Schizophrène et alcoolisé : « Il y a des petits trucs qui n’allaient pas et j’ai pété un câble… »

Mercredi, un Saint-Andréen de 32 ans a été condamné à huit mois de prison ferme pour s’en être pris à sa famille puis aux policiers.
Idriss C., 32 ans, est d’humeur franchement colérique quand il est ivre. Le 23 novembre dernier, le Saint-Andréen s’est sans doute un peu trop penché sur les cinq litres du cubi de vin rouge, « partagé avec des copains ». A tel point qu’il sera contrôlé à l’issue de ses exploits avec 2,70 grammes d’alcool par litre de sang.

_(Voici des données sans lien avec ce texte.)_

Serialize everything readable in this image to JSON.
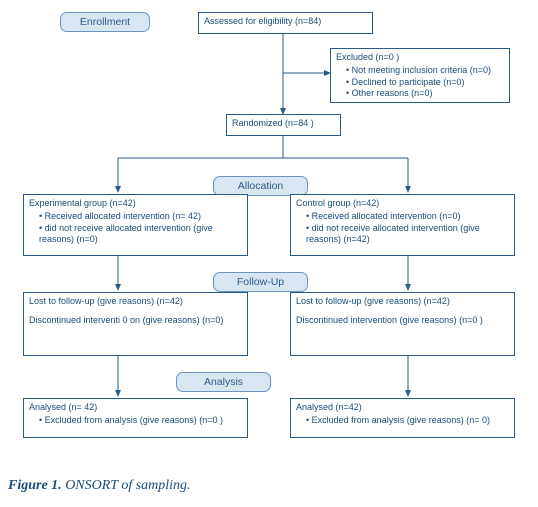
{
  "phases": {
    "enrollment": "Enrollment",
    "allocation": "Allocation",
    "followup": "Follow-Up",
    "analysis": "Analysis"
  },
  "boxes": {
    "assessed": "Assessed for eligibility (n=84)",
    "excluded": {
      "title": "Excluded (n=0  )",
      "items": [
        "Not meeting inclusion criteria (n=0)",
        "Declined to participate (n=0)",
        "Other reasons (n=0)"
      ]
    },
    "randomized": "Randomized (n=84  )",
    "alloc_exp": {
      "title": "Experimental group (n=42)",
      "items": [
        "Received allocated intervention (n= 42)",
        "did not receive allocated intervention (give reasons) (n=0)"
      ]
    },
    "alloc_ctrl": {
      "title": "Control group (n=42)",
      "items": [
        "Received allocated intervention (n=0)",
        "did not receive allocated intervention (give reasons) (n=42)"
      ]
    },
    "fu_exp": {
      "line1": "Lost to follow-up (give reasons) (n=42)",
      "line2": "Discontinued interventi 0 on (give reasons) (n=0)"
    },
    "fu_ctrl": {
      "line1": "Lost to follow-up (give reasons) (n=42)",
      "line2": "Discontinued intervention (give reasons) (n=0 )"
    },
    "an_exp": {
      "title": "Analysed (n= 42)",
      "items": [
        "Excluded from analysis (give reasons) (n=0  )"
      ]
    },
    "an_ctrl": {
      "title": "Analysed (n=42)",
      "items": [
        "Excluded from analysis (give reasons) (n= 0)"
      ]
    }
  },
  "caption": {
    "label": "Figure 1.",
    "text": " ONSORT of sampling."
  }
}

En attendant, il se trouve sous le toit familial en présence de sa sœur et de son beau-frère. La soirée dérape sans motif apparent. Idriss C. distribue une gifle à sa sœur et un coup de poing à son beau-frère. Ça dégénère au point que le prévenu finit par s’emparer d’un couteau. C’est à ce moment-là que les policiers se pointent. Ils ordonnent à Idriss C. de poser son arme.
« Je vais vous retrouver et tous vous tuer »
Le face-à-face est très tendu. « Lâche ! Lâche ! », crient les policiers. Comme il n’obtempère toujours pas et qu’il fait mine de poser le couteau en avançant et en vociférant, ils sont contraints de le braquer avec leurs armes de poing. Le récalcitrant est maîtrisé non sans mal. Les policiers ont fait usage de leur bâton télescopique avant de l’amener au sol et de le menotter.
Lui leur a porté des coups de pied et d’épaule. Il les a aussi menacés des pires représailles. Du style : « Je vais vous retrouver et tous vous tuer. » A la barre, Idriss C. est revenu à de meilleurs sentiments. Il dit « ne plus s’en rappeler » tout en assurant « ne rien avoir contre eux ». Idem pour sa famille. « Je regrette, je leur demande pardon. Je ne sais pas ce qui m’a pris. »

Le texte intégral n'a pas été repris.